The second failure mode is quieter and, honestly, more embarrassing. Inject a clean, relevant memory and the model uses it. Inject a pile of duplicates, empty fragments, and "user said hi" noise, and the model does something revealing: it reads the clutter, decides your memory is junk, and uses that as a reason to ignore the whole thing. The quality of what you inject is not just a tokens problem. It is the difference between the protocol working and the model opting out of it.
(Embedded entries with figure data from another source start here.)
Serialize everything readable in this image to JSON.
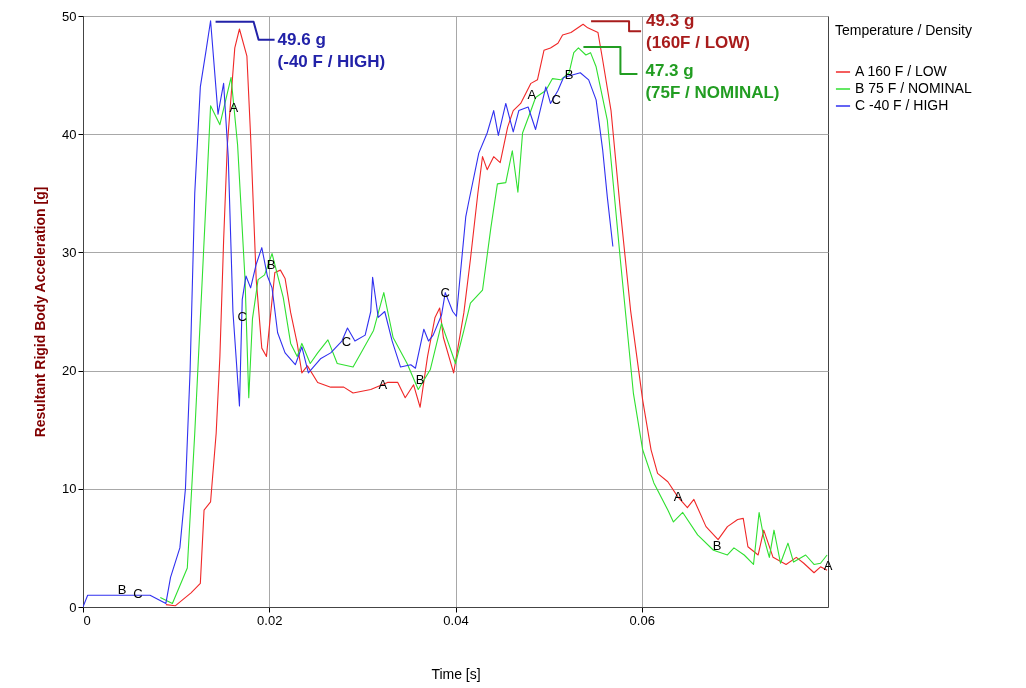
{
  "chart_data": {
    "type": "line",
    "xlabel": "Time [s]",
    "ylabel": "Resultant Rigid Body Acceleration [g]",
    "legend_title": "Temperature / Density",
    "legend": "top right",
    "grid": true,
    "xlim": [
      0,
      0.08
    ],
    "xticks": [
      0,
      0.02,
      0.04,
      0.06
    ],
    "ylim": [
      0,
      50
    ],
    "yticks": [
      0,
      10,
      20,
      30,
      40,
      50
    ],
    "series": [
      {
        "name": "A 160 F / LOW",
        "color": "#f02828",
        "x": [
          0.0089,
          0.0099,
          0.0116,
          0.0126,
          0.013,
          0.0137,
          0.0143,
          0.0147,
          0.0151,
          0.0155,
          0.0163,
          0.0168,
          0.0176,
          0.018,
          0.0186,
          0.0192,
          0.0197,
          0.0201,
          0.0206,
          0.0212,
          0.0217,
          0.0223,
          0.023,
          0.0235,
          0.0241,
          0.0252,
          0.0266,
          0.028,
          0.029,
          0.0309,
          0.0327,
          0.0338,
          0.0346,
          0.0355,
          0.0362,
          0.037,
          0.0378,
          0.0383,
          0.0387,
          0.0398,
          0.0409,
          0.0416,
          0.0424,
          0.0429,
          0.0434,
          0.0441,
          0.0448,
          0.0456,
          0.0462,
          0.047,
          0.0481,
          0.0488,
          0.0495,
          0.0502,
          0.051,
          0.0515,
          0.0524,
          0.0537,
          0.0542,
          0.0553,
          0.0558,
          0.0567,
          0.0577,
          0.0588,
          0.0601,
          0.061,
          0.0617,
          0.0628,
          0.0639,
          0.0649,
          0.0656,
          0.0669,
          0.0682,
          0.0692,
          0.0703,
          0.0709,
          0.0714,
          0.0725,
          0.0731,
          0.0741,
          0.0755,
          0.0766,
          0.0774,
          0.0785,
          0.0792,
          0.0799
        ],
        "values": [
          0.2,
          0.1,
          1.2,
          2,
          8.2,
          8.9,
          14.7,
          21.2,
          31,
          39.1,
          47.3,
          48.9,
          46.6,
          39.8,
          27.7,
          21.9,
          21.2,
          24.4,
          28.3,
          28.5,
          27.8,
          24.9,
          22.3,
          19.8,
          20.4,
          19,
          18.6,
          18.6,
          18.1,
          18.4,
          19,
          19,
          17.7,
          18.8,
          16.9,
          21.2,
          24.5,
          25.3,
          22.8,
          19.8,
          24.9,
          29.4,
          35,
          38.1,
          37,
          38.1,
          37.6,
          40.6,
          42,
          42.6,
          44.3,
          44.6,
          47.1,
          47.3,
          47.7,
          48.4,
          48.6,
          49.3,
          49,
          48.6,
          46.3,
          42,
          33.6,
          25.1,
          17.5,
          13.3,
          11.3,
          10.6,
          9.3,
          8.4,
          9.1,
          6.8,
          5.7,
          6.8,
          7.4,
          7.5,
          5.1,
          4.4,
          6.5,
          4.2,
          3.6,
          4.2,
          3.7,
          2.9,
          3.4,
          3.1
        ]
      },
      {
        "name": "B 75 F / NOMINAL",
        "color": "#30e030",
        "x": [
          0.0083,
          0.0096,
          0.0112,
          0.012,
          0.0126,
          0.0132,
          0.0137,
          0.0147,
          0.0159,
          0.0166,
          0.0174,
          0.0178,
          0.0182,
          0.0188,
          0.0195,
          0.0203,
          0.0215,
          0.0223,
          0.023,
          0.0235,
          0.0244,
          0.0252,
          0.0263,
          0.0273,
          0.029,
          0.03,
          0.0312,
          0.0323,
          0.0333,
          0.0348,
          0.036,
          0.0373,
          0.0385,
          0.04,
          0.0409,
          0.0416,
          0.0429,
          0.0438,
          0.0445,
          0.0454,
          0.0461,
          0.0467,
          0.0472,
          0.0481,
          0.0486,
          0.0497,
          0.0504,
          0.0513,
          0.0522,
          0.0527,
          0.0532,
          0.054,
          0.0545,
          0.0551,
          0.0563,
          0.0577,
          0.0591,
          0.0601,
          0.0613,
          0.0628,
          0.0634,
          0.0644,
          0.066,
          0.0677,
          0.0692,
          0.0699,
          0.071,
          0.072,
          0.0726,
          0.0731,
          0.0737,
          0.0742,
          0.0749,
          0.0757,
          0.0763,
          0.0776,
          0.0785,
          0.0792,
          0.0799
        ],
        "values": [
          0.8,
          0.3,
          3.3,
          14.7,
          24.4,
          34.2,
          42.4,
          40.8,
          44.8,
          39.1,
          27.7,
          17.7,
          24.4,
          27.7,
          28.1,
          29.9,
          26.2,
          22.3,
          21.2,
          22.3,
          20.6,
          21.5,
          22.6,
          20.6,
          20.3,
          21.7,
          23.4,
          26.6,
          22.8,
          20.6,
          18.4,
          20.1,
          24,
          20.6,
          23.4,
          25.7,
          26.8,
          32.1,
          35.8,
          35.9,
          38.6,
          35.1,
          40.1,
          42,
          43.1,
          43.7,
          44.7,
          44.6,
          45.2,
          46.9,
          47.3,
          46.7,
          46.9,
          45.7,
          41.2,
          29.4,
          18.1,
          13.3,
          10.5,
          8.2,
          7.2,
          8,
          6.1,
          4.8,
          4.4,
          5,
          4.4,
          3.6,
          8,
          5.9,
          4.2,
          6.5,
          3.7,
          5.4,
          3.8,
          4.4,
          3.6,
          3.7,
          4.4
        ]
      },
      {
        "name": "C -40 F / HIGH",
        "color": "#3030f0",
        "x": [
          0,
          0.0005,
          0.0072,
          0.0089,
          0.0094,
          0.0104,
          0.011,
          0.0115,
          0.012,
          0.0126,
          0.0132,
          0.0137,
          0.0145,
          0.0151,
          0.0156,
          0.0161,
          0.0168,
          0.0171,
          0.0175,
          0.018,
          0.0186,
          0.0192,
          0.0198,
          0.0203,
          0.0209,
          0.0217,
          0.0228,
          0.0235,
          0.0242,
          0.0255,
          0.0266,
          0.0278,
          0.0284,
          0.0292,
          0.0303,
          0.0309,
          0.0311,
          0.0317,
          0.0324,
          0.0332,
          0.0341,
          0.0352,
          0.0357,
          0.0366,
          0.0371,
          0.0376,
          0.0385,
          0.0389,
          0.0397,
          0.0401,
          0.0405,
          0.0411,
          0.0414,
          0.0425,
          0.0434,
          0.0441,
          0.0446,
          0.0454,
          0.0462,
          0.0468,
          0.0478,
          0.0486,
          0.0497,
          0.0502,
          0.051,
          0.0516,
          0.0534,
          0.0543,
          0.0551,
          0.0558,
          0.0563,
          0.0569
        ],
        "values": [
          0,
          1,
          1,
          0.3,
          2.5,
          5,
          10,
          20,
          35,
          44,
          47,
          49.6,
          41.7,
          44.3,
          38,
          25,
          17,
          26,
          28,
          27,
          29,
          30.4,
          28,
          27,
          23.2,
          21.5,
          20.5,
          22,
          19.8,
          21,
          21.5,
          22.5,
          23.6,
          22.5,
          23,
          25,
          27.9,
          24.5,
          25,
          22.5,
          20.3,
          20.5,
          20.2,
          23.5,
          22.5,
          23,
          24.7,
          26.6,
          25,
          24.6,
          28,
          33,
          34.2,
          38.4,
          40.1,
          42,
          39.9,
          42.6,
          40.2,
          42,
          42.3,
          40.4,
          44,
          42.6,
          43.7,
          44.8,
          45.2,
          44.6,
          42.9,
          38.7,
          34.7,
          30.5
        ]
      }
    ],
    "annotations": [
      {
        "text": "49.6 g\n(-40 F / HIGH)",
        "x": 0.0137,
        "y": 49.6
      },
      {
        "text": "49.3 g\n(160F / LOW)",
        "x": 0.0537,
        "y": 49.3
      },
      {
        "text": "47.3 g\n(75F / NOMINAL)",
        "x": 0.0532,
        "y": 47.3
      },
      {
        "text": "A",
        "x": 0.0162,
        "y": 42.2
      },
      {
        "text": "A",
        "x": 0.0322,
        "y": 18.8
      },
      {
        "text": "A",
        "x": 0.0482,
        "y": 43.3
      },
      {
        "text": "A",
        "x": 0.0639,
        "y": 9.3
      },
      {
        "text": "A",
        "x": 0.08,
        "y": 3.5
      },
      {
        "text": "B",
        "x": 0.0042,
        "y": 1.4
      },
      {
        "text": "B",
        "x": 0.0202,
        "y": 28.9
      },
      {
        "text": "B",
        "x": 0.0362,
        "y": 19.2
      },
      {
        "text": "B",
        "x": 0.0522,
        "y": 45
      },
      {
        "text": "B",
        "x": 0.0681,
        "y": 5.2
      },
      {
        "text": "C",
        "x": 0.0059,
        "y": 1.1
      },
      {
        "text": "C",
        "x": 0.0171,
        "y": 24.5
      },
      {
        "text": "C",
        "x": 0.0283,
        "y": 22.4
      },
      {
        "text": "C",
        "x": 0.0389,
        "y": 26.6
      },
      {
        "text": "C",
        "x": 0.0508,
        "y": 42.9
      }
    ]
  }
}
Which means hygiene is a delivery feature, not housekeeping. Dedupe before you inject. Drop the fragments and the greetings. Cap the list to a handful of strong, specific memories rather than everything you have. The memory suggestions curator and quality-at-save-time exist partly for this: a tidy store is one the model will actually trust at the moment of recall.

#What it costs

None of this is free, and it is worth being blunt about the bill.

The DOM is not your friend. You are hooked into someone else's web app. A redesign, a renamed class, a new send flow, and your injection silently stops firing until you patch it. Every supported platform is a small ongoing maintenance tax.
Placement is a guess. You can put memory into the prompt, but you cannot control where the model attends. Bury it and lost in the middle does its damage. The same retrieval and ranking discipline from hybrid retrieval matters more here, not less, because you get one shot at the context and no reranking afterwards.
It is opt-in by nature. No tool call means no clean signal that memory was wanted. You lean on the user activating it, which is friction, and on the model choosing to use what you injected, which is not guaranteed.

#The spectrum of access

Step back and it is really a ladder, from most control to least:

You own the agent. Register tools, call memory directly. Total control, smallest reach.
MCP / function calling on someone else's client. Structured, trusted, but only where the client supports it.
Browser-extension injection. Works in any chat, including one with nothing connected, fragile and adversarial, but it needs no setup from the user.
Manual copy-paste. The floor. Always works, scales to nobody.

The interesting tension is that reach and control point in opposite directions. The cleanest integration is also the one that has to be wired up first. The messiest one, smuggling text past a model trained to distrust smuggled text, is the only thing that works in a chat where nothing has been connected. If you want memory that is there whether or not the user has set up a tool, you do not get to skip the grubby tier. You get to do it well.

#References

The pattern here is drawn from building cross-platform memory injection for MemoryPlugin; see how MemoryPlugin works and the portability argument in across tools.
On injected text as an adversarial surface and model prompt-injection defences: privacy and pitfalls; Anthropic's guidance that models should distrust system-claiming tags in the user turn.
Related mechanics elsewhere in this guide: memory suggestions (hygiene before injection), hybrid retrieval (you get one shot at the context), and context vs memory (placement and lost-in-the-middle).